Although Muslims form just 15% of the population of the district, the region has been at the receiving end of Islamophobia for the past decade and a half. It has been demonised by the media, Indian cinema and even the Hindu right-wing, by dubbing it a ‘terror factory’ to polarise votes on sectarian lines.
Yogi Adityanath, the current chief minister of Uttar Pradesh wrote an article – ‘Atank ka gadh, Azamgarh (Terror hub, Azamgarh)’ – about how he survived an alleged murderous attack in the district in 2007.
In 2008, two students – Atif Ameen and Mohammed Sajid – were shot dead in encounter and another person, Zeeshan, was arrested by the police in the Batla House case in Delhi on charges of terror. All three were from this area.
The Batla House encounter was debated and heavily contested by human rights activists and lawyers. The authenticity of the incident is mired with complicated questions till date. In fact, in 2016, the police claimed that Mohammed Sajid did not die in the encounter but fled and later joined ISIS. This is also heavily debated, since the police could not provide any proof.
In line with global Islamophobia, heightened after the 9/11 attacks in the US, this was the time when the Indian police and state agencies were desperate to ‘root out Islamic terror.’ After the Batla House encounter, the Lucknow Bar Association took a call that none of its lawyer members will take up cases of terror accused.

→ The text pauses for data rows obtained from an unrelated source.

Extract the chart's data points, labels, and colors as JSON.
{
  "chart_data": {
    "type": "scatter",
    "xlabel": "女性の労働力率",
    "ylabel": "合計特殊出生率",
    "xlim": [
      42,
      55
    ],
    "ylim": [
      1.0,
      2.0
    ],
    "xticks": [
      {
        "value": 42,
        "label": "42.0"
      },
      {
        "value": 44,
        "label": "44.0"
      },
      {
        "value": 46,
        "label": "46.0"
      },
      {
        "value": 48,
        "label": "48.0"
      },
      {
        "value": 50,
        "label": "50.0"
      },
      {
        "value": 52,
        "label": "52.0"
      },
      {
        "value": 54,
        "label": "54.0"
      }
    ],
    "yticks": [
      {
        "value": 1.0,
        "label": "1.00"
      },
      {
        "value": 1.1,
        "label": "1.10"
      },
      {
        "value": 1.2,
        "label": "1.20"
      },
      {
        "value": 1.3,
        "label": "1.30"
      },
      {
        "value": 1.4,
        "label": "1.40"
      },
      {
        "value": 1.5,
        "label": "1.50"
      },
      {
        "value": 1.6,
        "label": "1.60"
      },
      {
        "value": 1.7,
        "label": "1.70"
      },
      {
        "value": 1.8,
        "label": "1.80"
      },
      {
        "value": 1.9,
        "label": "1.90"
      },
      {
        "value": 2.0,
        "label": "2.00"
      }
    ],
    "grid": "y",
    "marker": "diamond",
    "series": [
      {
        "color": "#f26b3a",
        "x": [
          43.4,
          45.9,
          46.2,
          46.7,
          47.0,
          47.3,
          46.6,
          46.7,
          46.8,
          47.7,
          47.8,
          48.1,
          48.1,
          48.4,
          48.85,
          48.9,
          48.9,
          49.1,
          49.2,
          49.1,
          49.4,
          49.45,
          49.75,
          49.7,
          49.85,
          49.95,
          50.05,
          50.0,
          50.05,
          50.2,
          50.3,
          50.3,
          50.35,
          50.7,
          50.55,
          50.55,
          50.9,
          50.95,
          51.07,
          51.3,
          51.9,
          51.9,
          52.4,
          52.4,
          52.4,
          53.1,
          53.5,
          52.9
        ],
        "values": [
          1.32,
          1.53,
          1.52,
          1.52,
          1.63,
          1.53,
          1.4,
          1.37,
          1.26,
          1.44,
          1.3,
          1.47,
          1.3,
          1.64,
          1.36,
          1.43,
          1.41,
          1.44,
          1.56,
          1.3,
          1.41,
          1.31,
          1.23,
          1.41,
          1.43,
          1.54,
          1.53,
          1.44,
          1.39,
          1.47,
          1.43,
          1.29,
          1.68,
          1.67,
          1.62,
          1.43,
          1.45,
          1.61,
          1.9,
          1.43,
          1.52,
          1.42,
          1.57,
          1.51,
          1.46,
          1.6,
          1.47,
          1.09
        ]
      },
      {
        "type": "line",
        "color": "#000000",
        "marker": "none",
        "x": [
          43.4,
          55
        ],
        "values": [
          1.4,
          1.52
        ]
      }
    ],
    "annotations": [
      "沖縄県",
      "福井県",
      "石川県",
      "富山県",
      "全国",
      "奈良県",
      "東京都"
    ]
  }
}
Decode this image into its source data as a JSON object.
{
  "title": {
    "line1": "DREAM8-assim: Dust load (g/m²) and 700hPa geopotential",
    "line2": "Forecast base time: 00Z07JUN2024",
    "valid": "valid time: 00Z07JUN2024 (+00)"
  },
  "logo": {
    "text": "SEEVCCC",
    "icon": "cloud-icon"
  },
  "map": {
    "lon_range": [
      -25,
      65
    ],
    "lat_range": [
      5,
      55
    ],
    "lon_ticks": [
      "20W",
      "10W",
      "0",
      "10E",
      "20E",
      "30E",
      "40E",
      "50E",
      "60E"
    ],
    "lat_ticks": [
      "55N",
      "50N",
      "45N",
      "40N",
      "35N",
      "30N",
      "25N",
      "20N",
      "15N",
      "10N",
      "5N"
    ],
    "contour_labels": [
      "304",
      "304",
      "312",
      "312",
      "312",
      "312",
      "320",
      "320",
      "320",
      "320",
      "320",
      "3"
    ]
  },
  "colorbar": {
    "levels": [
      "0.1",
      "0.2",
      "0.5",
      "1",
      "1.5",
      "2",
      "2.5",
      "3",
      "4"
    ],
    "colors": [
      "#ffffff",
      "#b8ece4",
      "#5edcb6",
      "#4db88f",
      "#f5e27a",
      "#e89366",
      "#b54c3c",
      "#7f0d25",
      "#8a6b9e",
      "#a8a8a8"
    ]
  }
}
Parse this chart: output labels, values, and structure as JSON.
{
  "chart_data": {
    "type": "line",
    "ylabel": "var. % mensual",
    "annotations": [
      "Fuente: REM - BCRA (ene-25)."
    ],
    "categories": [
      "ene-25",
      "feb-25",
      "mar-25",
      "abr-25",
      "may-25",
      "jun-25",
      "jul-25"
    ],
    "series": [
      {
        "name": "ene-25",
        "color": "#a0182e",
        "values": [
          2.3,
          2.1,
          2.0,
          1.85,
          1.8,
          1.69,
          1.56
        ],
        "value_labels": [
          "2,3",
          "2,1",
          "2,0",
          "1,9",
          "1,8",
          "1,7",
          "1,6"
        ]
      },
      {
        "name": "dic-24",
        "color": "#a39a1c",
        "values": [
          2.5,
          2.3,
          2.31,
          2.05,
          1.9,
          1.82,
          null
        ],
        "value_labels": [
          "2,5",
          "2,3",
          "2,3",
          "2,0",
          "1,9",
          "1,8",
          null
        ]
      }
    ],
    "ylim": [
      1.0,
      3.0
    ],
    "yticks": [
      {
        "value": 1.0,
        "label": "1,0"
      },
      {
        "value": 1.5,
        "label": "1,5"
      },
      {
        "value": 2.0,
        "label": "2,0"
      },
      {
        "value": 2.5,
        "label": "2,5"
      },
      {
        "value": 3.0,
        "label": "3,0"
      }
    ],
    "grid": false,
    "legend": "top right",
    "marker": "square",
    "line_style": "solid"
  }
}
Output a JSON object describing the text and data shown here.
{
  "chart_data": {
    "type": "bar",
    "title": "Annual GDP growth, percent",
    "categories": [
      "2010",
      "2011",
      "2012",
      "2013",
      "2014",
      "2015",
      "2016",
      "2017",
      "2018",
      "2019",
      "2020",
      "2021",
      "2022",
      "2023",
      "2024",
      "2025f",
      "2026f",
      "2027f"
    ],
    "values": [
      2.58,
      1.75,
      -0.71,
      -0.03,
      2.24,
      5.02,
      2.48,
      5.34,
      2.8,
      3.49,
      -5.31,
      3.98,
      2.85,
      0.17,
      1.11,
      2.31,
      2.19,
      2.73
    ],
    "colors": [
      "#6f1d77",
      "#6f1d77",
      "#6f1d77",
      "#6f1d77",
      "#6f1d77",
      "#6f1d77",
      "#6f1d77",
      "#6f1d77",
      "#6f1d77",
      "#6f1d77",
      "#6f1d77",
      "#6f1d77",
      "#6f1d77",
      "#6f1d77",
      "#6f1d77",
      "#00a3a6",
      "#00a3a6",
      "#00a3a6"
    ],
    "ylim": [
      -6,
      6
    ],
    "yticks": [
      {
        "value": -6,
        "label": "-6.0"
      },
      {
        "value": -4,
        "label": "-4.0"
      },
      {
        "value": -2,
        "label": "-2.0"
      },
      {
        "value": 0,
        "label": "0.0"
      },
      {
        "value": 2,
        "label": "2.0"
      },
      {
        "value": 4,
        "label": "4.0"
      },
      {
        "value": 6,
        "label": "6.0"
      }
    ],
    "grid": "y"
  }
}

According to a Supreme Court ruling, Article 21 of the constitution entitles prisoners to a fair and speedy trial as part of their fundamental right to life and liberty. However, a significant number of undertrials are from socio-economically deprived backgrounds and have no access to legal aid. This hampers their ability to defend themselves in court and they end up spending long stretches in jail.
This is when Rihai Manch was formed. It was headed by Mohd Shoaib, a senior advocate in Lucknow. He was brutally assaulted by fellow lawyers within court premises for defending several terror accused.
Rajeev Yadav, a young journalist who grew up in Azamgarh, and as a student leader raised issues of communalism and human rights in the Poorvanchal region, joined Shoaib. Yadav had earlier dipped his toes in activism as a member of the People’s Union of Civil Liberties. He is now the general secretary of the organisation.
Azamgarh was at the centre of global terror conspiracies. In 2008, two young men from Azamgarh were detained by the police. They allegedly hung them upside down and beat them up in order to find out their links with terror outfits in Kashmir. The police asked, “Tell us the names of all the Kashmiris you know!”
They replied, “Farooq Abdullah, Omar Abdullah.” The then chief minister of Jammu and Kashmir and his son. They were thrashed more for this answer.
Yadav points out the silliness of such operations that still continue, “If tomorrow, a person from rural UP, who has not seen the world at all, is asked to name someone from America, they will say Donald Trump and Barack Obama, because those are the only people they have heard of from America in the media.”
The two men were released a week later, following Rihai Manch’s intervention.
“Azamgarh was the scapegoat, and poor, uneducated young men from the city were repeatedly used as fodder by the police,” Yadav says.

Rajeev Yadav. Photo: Neha Dixit
Till date, Rihai Manch has managed to get at least 17 people absolved of such cases and released from jail through legal aid, advocacy, protests and media campaigns. This is a no small feat, since the National Crime Records Bureau prison data for 2015 suggests that over two-thirds of all jail inmates in India are undertrials. Over 55% of undertrials across the country are either Muslims, Dalits or tribals; their share among undertrials is clearly disproportionate to their population.